Pharmacological targeting of actin-dependent dynamin oligomerization ameliorates chronic kidney disease in diverse animal models

Mario Schiffer, Beina Teng, Changkyu Gu, Valentina A Shchedrina, Marina Kasaikina, Vincent A Pham, Nils Hanke, Song Rong, Faikah Gueler, Patricia Schroder, Irini Tossidou, Joon-Keun Park, Lynne Staggs, Hermann Haller, Sergej Erschow, Denise Hilfiker-Kleiner, Changli Wei, Chuang Chen, Nicholas Tardi, Samy Hakroush, Martin K Selig, Aleksandr Vasilyev, Sandra Merscher, Jochen Reiser, Sanja Sever

Dysregulation of the actin cytoskeleton in podocytes represents a common pathway in the pathogenesis of proteinuria across a spectrum of chronic kidney diseases (CKD). The GTPase dynamin has been implicated in the maintenance of cellular architecture in podocytes through its direct interaction with actin.

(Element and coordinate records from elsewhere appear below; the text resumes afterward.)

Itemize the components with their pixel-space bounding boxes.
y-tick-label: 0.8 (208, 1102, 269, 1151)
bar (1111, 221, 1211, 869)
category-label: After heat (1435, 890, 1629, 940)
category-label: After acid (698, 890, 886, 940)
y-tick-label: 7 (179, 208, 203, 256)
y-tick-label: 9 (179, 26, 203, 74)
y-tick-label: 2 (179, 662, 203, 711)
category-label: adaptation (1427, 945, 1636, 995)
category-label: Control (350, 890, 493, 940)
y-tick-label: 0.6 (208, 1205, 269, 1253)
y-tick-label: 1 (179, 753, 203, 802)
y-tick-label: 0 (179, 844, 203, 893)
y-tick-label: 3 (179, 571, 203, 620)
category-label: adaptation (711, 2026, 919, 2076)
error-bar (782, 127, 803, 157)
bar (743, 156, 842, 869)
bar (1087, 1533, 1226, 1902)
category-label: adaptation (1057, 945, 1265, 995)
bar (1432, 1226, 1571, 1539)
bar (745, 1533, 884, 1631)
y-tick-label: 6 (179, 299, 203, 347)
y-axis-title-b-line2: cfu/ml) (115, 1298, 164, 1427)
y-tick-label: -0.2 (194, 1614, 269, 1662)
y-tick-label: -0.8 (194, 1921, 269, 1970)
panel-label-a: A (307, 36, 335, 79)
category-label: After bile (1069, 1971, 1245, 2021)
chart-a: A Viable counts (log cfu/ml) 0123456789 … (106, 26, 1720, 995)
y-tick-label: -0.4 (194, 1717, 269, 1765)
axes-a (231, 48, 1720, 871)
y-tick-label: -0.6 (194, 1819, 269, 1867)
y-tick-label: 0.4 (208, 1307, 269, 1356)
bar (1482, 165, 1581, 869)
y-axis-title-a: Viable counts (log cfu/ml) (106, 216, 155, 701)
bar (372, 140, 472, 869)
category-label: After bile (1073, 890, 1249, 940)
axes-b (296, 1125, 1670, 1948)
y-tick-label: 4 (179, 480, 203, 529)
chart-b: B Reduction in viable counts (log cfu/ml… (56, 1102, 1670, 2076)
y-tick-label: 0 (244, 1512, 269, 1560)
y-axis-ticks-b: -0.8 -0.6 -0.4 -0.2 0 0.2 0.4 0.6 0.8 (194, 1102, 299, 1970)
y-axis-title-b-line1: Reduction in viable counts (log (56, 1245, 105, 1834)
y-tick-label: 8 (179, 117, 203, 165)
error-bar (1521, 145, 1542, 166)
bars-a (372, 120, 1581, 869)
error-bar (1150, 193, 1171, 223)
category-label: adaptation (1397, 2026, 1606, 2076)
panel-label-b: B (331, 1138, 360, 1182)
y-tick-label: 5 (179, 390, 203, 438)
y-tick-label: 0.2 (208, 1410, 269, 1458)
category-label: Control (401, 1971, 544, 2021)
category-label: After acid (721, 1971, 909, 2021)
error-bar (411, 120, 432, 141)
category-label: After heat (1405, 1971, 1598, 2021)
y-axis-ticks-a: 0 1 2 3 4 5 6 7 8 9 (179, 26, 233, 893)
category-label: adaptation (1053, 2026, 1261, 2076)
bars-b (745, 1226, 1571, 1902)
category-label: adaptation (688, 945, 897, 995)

Furthermore, the propensity of dynamin to oligomerize into higher-order structures in an actin-dependent manner and to cross-link actin microfilaments into higher-order structures has been correlated with increased actin polymerization and global organization of the actin cytoskeleton in the cell. We found that use of the small molecule Bis-T-23, which promotes actin-dependent dynamin oligomerization and thus increased actin polymerization in injured podocytes, was sufficient to improve renal health in diverse models of both transient kidney disease and CKD. In particular, administration of Bis-T-23 in these renal disease models restored the normal ultrastructure of podocyte foot processes, lowered proteinuria, lowered collagen IV deposits in the mesangial matrix, diminished mesangial matrix expansion and extended lifespan. These results further establish that alterations in the actin cytoskeleton of kidney podocytes is a common hallmark of CKD, while also underscoring the substantial regenerative potential of injured glomeruli and identifying the oligomerization cycle of dynamin as an attractive potential therapeutic target to treat CKD.